Ia mengungkapkan, dalam beberapa tahun terakhir sejumlah perguruan tinggi di Indonesia telah terseret kasus peredaran narkoba. Beberapa di antaranya terjadi di Universitas Negeri Makassar, Universitas Halu Oleo, sejumlah kampus di Jakarta Timur, serta perguruan tinggi swasta di Jatinangor yang melibatkan mahasiswa sebagai kurir maupun target peredaran narkoba.
Menurut Prof. Amar, dampak narkoba terhadap dunia pendidikan sangat besar, mulai dari menurunnya prestasi akademik, meningkatnya angka putus kuliah, terganggunya kesehatan mahasiswa, hingga menurunnya reputasi institusi pendidikan.
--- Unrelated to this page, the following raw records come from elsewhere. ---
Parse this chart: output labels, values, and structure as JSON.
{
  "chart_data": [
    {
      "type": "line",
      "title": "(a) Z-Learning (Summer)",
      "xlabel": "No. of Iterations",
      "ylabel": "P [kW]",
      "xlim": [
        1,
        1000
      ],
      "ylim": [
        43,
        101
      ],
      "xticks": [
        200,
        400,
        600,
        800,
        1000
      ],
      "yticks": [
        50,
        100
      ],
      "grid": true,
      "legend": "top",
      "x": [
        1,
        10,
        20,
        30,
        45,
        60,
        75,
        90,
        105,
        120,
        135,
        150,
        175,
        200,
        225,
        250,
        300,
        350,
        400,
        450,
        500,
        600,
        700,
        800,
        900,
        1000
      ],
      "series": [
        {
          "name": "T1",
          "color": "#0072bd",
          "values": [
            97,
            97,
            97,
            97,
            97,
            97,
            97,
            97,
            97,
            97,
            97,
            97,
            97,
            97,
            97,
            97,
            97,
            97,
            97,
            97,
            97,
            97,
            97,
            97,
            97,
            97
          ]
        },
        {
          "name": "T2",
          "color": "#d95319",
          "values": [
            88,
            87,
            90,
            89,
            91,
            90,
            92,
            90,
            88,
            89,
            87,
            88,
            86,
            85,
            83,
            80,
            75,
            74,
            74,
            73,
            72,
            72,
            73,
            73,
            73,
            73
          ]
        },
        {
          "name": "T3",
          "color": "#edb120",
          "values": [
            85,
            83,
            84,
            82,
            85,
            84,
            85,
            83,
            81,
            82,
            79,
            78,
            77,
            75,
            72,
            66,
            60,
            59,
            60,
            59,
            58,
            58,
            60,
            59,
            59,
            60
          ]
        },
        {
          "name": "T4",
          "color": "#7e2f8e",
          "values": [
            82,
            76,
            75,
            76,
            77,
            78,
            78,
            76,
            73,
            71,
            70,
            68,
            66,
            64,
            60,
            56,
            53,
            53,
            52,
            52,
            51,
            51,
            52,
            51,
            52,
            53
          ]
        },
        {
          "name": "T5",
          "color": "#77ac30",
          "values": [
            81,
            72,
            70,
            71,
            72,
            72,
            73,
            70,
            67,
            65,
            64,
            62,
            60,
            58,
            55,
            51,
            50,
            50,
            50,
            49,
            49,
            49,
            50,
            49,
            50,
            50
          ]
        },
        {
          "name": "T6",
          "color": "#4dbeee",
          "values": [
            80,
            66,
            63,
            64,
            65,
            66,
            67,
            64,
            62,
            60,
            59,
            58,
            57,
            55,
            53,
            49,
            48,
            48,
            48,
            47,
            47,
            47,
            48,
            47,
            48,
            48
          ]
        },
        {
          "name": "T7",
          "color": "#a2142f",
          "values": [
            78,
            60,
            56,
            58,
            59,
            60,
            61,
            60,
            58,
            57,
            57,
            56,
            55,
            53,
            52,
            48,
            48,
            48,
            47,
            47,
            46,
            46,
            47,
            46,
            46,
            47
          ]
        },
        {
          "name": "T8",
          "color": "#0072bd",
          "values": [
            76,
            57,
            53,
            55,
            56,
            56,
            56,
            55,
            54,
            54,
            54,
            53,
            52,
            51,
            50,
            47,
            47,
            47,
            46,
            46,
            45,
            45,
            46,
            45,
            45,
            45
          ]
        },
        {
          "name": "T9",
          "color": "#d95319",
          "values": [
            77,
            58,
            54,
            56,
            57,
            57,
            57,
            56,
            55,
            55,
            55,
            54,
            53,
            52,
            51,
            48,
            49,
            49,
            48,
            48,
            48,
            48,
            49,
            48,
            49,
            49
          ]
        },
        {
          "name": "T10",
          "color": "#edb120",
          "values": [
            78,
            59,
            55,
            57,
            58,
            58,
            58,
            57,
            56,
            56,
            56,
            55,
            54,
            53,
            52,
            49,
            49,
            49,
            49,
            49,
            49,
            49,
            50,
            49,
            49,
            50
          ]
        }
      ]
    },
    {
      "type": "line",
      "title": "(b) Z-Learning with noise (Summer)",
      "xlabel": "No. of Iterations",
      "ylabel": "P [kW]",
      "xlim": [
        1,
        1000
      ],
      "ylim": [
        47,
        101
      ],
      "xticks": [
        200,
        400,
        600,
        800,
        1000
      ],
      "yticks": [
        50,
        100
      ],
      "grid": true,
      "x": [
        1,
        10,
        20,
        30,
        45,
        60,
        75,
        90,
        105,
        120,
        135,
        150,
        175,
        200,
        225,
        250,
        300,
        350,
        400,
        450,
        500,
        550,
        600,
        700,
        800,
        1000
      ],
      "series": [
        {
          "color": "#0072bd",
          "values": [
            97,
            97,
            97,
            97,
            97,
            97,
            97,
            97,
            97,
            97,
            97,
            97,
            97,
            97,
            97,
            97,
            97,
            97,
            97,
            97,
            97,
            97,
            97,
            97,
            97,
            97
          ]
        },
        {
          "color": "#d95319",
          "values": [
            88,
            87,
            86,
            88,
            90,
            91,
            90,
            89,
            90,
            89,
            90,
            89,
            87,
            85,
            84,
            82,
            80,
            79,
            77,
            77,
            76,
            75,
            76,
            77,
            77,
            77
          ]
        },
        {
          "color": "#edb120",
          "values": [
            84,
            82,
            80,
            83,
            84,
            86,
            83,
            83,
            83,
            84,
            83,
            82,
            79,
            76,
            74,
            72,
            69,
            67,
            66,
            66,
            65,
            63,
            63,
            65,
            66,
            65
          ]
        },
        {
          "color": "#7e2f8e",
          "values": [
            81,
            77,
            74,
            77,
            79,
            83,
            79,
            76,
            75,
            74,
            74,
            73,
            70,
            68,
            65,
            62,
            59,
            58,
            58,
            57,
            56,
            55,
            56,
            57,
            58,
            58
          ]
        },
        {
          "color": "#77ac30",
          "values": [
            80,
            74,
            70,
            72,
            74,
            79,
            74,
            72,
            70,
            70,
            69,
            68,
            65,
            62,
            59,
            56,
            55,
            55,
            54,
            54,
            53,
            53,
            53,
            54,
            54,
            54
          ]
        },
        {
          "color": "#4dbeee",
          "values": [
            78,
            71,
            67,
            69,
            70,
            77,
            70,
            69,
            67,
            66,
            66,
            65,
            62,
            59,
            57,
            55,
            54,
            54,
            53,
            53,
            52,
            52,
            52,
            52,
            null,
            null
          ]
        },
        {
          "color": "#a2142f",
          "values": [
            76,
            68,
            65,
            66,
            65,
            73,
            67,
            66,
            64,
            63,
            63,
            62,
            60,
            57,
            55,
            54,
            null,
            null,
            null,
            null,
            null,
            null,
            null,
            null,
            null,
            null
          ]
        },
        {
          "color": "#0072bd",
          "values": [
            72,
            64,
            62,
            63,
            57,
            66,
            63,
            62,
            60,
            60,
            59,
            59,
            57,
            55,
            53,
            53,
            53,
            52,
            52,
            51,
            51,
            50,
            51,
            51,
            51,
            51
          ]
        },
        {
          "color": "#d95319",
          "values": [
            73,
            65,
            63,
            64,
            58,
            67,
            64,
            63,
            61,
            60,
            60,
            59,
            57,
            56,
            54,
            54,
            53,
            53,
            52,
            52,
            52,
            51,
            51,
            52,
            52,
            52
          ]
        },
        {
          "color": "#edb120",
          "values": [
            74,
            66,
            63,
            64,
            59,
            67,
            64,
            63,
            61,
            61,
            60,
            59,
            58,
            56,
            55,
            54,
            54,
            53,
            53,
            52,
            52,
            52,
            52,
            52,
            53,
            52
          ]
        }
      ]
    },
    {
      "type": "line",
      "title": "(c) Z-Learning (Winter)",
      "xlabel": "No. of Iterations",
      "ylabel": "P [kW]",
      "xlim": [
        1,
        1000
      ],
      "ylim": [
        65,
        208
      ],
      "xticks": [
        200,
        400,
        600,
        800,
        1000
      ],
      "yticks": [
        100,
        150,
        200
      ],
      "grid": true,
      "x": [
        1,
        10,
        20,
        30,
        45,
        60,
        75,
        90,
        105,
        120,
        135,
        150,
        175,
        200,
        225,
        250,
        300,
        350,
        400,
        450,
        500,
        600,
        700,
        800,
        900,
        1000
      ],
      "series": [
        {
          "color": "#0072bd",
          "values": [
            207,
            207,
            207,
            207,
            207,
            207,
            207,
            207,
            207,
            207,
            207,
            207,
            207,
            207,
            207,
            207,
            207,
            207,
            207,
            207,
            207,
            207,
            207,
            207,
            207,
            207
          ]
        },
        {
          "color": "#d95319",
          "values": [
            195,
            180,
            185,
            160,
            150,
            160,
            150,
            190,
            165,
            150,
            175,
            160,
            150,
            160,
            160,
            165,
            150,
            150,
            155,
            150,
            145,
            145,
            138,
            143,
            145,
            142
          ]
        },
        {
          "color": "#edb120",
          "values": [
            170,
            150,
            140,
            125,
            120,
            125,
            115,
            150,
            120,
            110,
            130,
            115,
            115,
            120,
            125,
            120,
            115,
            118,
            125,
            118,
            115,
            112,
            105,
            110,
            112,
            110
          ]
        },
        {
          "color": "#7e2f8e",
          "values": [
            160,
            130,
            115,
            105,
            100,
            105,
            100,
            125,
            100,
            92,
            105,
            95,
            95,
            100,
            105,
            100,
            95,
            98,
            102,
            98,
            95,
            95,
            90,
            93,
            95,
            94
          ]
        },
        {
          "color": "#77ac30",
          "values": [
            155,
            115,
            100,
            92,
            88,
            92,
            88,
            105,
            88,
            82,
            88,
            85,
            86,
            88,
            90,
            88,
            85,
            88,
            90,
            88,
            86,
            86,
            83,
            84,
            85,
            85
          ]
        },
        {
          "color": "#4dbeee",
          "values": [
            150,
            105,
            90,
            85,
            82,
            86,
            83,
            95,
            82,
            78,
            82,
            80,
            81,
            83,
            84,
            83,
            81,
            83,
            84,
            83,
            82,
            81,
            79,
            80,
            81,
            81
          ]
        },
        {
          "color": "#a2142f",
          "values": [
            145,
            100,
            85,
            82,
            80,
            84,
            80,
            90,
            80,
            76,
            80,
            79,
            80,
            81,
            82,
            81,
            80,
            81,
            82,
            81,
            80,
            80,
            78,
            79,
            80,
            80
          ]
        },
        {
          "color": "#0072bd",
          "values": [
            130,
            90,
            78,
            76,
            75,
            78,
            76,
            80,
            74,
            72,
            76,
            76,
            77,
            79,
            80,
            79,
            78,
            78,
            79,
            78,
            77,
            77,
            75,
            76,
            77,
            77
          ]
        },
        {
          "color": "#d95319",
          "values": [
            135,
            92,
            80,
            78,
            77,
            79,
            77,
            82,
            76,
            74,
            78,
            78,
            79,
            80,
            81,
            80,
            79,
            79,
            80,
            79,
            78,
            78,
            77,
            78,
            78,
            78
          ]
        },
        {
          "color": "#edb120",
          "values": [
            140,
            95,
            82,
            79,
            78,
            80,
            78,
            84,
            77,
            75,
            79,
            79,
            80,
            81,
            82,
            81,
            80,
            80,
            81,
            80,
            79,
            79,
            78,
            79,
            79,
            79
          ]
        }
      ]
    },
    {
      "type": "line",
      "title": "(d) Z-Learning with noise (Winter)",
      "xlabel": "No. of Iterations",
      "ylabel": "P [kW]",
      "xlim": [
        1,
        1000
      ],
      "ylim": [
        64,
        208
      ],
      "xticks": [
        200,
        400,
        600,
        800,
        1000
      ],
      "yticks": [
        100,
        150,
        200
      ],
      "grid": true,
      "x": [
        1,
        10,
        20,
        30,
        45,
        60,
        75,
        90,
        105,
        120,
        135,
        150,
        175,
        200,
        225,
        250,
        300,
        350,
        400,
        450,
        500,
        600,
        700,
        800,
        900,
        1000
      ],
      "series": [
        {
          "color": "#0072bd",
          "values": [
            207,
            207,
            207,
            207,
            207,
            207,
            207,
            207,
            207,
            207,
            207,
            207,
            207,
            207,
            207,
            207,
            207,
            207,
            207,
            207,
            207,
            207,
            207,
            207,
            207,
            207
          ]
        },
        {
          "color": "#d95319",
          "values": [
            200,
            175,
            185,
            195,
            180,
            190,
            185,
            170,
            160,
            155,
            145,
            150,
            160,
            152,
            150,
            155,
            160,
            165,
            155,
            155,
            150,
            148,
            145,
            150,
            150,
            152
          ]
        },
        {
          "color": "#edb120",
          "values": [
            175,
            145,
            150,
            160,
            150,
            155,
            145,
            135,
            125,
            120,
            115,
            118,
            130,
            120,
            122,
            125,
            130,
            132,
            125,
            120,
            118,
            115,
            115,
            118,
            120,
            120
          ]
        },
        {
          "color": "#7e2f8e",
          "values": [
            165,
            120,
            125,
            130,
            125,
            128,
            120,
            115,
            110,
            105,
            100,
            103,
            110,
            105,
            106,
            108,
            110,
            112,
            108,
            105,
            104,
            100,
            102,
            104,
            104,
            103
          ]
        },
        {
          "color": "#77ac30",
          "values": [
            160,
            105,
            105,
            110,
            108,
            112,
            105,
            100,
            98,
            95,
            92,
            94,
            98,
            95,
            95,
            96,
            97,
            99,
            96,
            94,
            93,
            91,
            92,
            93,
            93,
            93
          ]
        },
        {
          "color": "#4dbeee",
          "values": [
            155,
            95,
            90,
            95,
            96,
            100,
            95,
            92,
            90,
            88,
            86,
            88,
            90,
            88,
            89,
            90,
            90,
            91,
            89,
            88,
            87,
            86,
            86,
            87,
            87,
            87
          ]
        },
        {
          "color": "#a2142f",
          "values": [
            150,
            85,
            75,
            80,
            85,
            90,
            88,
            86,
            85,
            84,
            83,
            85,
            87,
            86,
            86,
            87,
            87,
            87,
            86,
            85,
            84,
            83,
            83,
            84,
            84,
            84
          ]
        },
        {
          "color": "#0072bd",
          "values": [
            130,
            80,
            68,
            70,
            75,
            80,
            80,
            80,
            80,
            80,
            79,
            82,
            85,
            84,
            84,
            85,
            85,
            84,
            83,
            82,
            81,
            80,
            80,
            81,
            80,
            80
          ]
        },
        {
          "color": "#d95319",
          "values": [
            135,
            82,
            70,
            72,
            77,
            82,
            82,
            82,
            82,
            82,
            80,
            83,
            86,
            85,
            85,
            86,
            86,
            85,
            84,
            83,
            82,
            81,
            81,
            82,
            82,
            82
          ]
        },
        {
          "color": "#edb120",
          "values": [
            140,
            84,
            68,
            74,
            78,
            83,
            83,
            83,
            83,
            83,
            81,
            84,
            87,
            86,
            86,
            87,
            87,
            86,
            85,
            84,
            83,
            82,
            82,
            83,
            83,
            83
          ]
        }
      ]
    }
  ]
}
Kondisi tersebut pada akhirnya dapat menghambat upaya pembangunan sumber daya manusia yang unggul.
Ia juga menekankan sejumlah tantangan yang dihadapi kampus, baik dari faktor internal seperti rendahnya literasi bahaya narkoba dan persoalan psikologis mahasiswa, maupun faktor eksternal berupa kemudahan akses informasi digital dan berkembangnya modus peredaran narkoba melalui media sosial. Karena itu, perguruan tinggi perlu mengambil peran sebagai penggerak, pembuat kebijakan, motivator, kolaborator, sekaligus agen perubahan dalam upaya pencegahan narkoba.